Shrink the lawn?

The picture below shows the view from our front porch. The whole neighborhood is pretty much the same. The predominant vegetation is lawn. It’s very park-like and certainly not unattractive.


As a family with four kids, our front and back lawns have gotten a lot of use:

There’s football.


Handstands are popular.


And then there’s the rare but always exciting worm contest …

So why get rid of any of the grass?

1. All that lawn is a hassle to mow.


2. A big chunk of the lawn never gets used.

3. Turfgrass doesn’t attract butterflies or birds (beyond robins hunting for worms and flocks of grackles in the fall).

Reducing water consumption and use of chemicals are additional reasons often given for shrinking a lawn. These reasons aren’t as relevant for us. We aren’t very vigilant about watering the lawn, we’ve applied weed-n-feed perhaps 6 or 8 times in the 19 years we’ve lived here, and I’ve managed to get a handle on the dandelions by using the Weed Hound consistently for the past 3 or 4 years.

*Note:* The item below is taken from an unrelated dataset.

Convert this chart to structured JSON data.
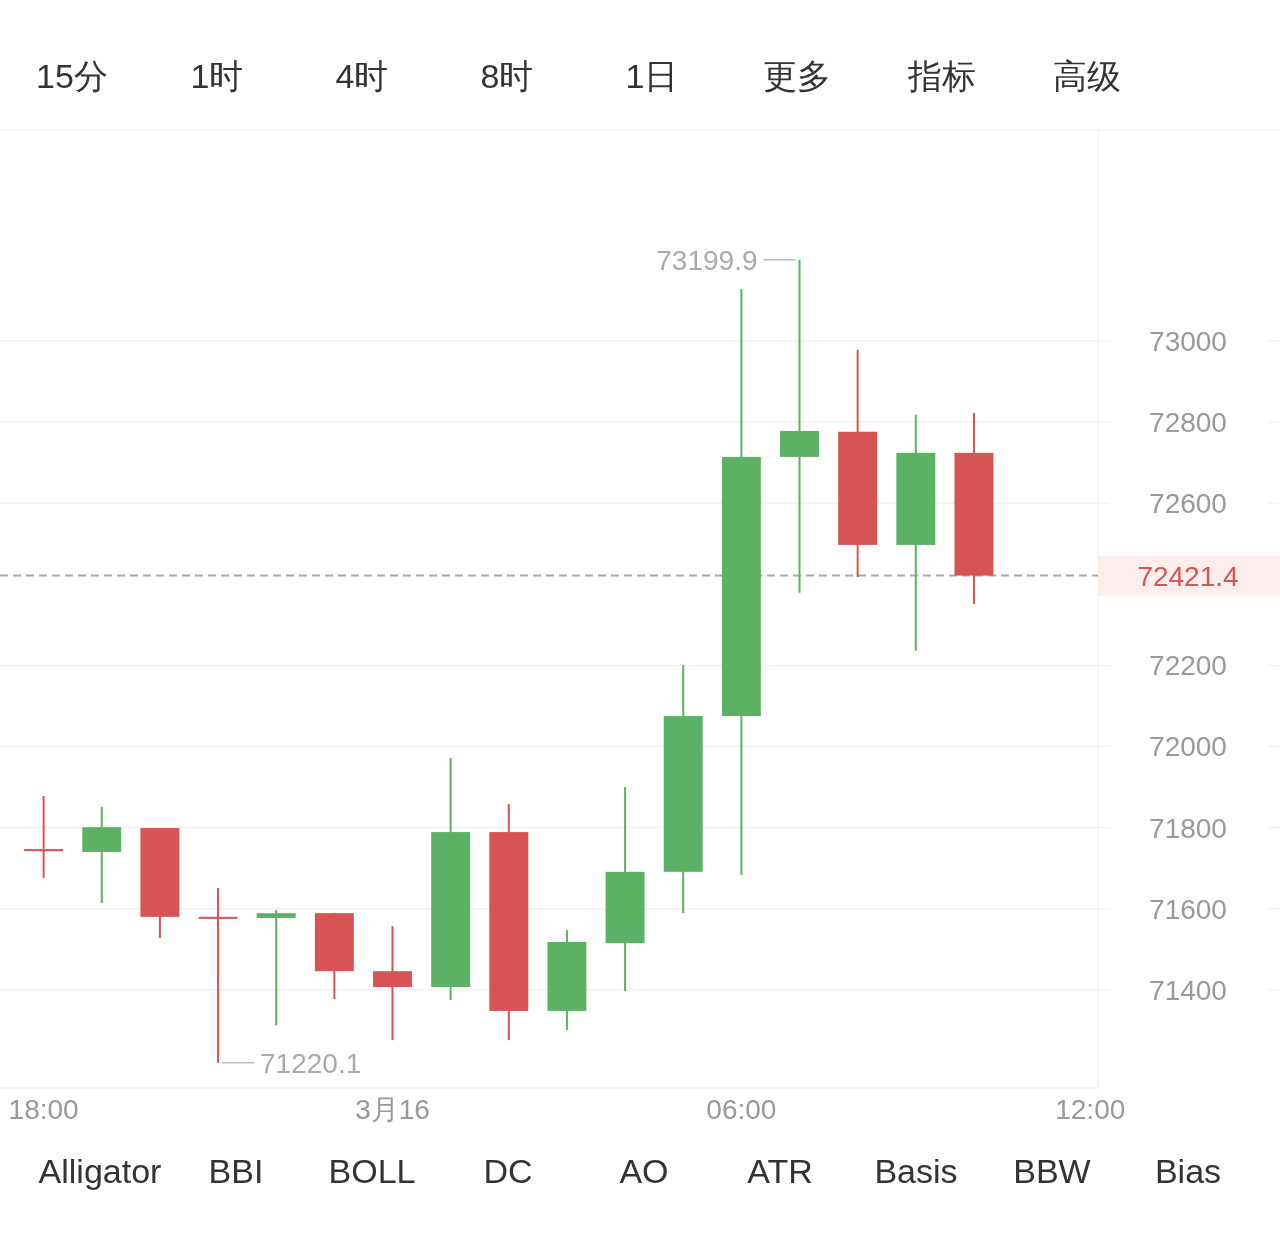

Shrinking the lawn also supposedly saves time and energy because less mowing and raking is needed, but the lawn has to be replaced with something. Unless it’s being swapped out for paving, my guess is that at least as much time and energy is required to maintain the new plantings as were needed to maintain the lawn. Establishing the new plantings is a big job, too, calling for planning and hard work, so it isn’t surprising that many people (myself included) just keep on a-mowin’.

Let’s go back to reason #3 above. This is the big one for me. Over time, I plan both to switch out non-native plants for natives and to increase the amount of the yard given over to plantings. This is the current (fairly nebulous) plan for the front yard:


How long will this take? Good question. We’re currently working on projects in the back and side yards, so I see the bed nearer to the house as Phase 2  or 3 and the bed by the street as Phase 3 or 4, which could take … No, I won’t even speculate how many years might pass before the areas marked in orange are replanted. There’s sod to remove, research to do, plants to propagate or buy, current beds to maintain and improve, and long winters to wait through. I’ll keep you posted!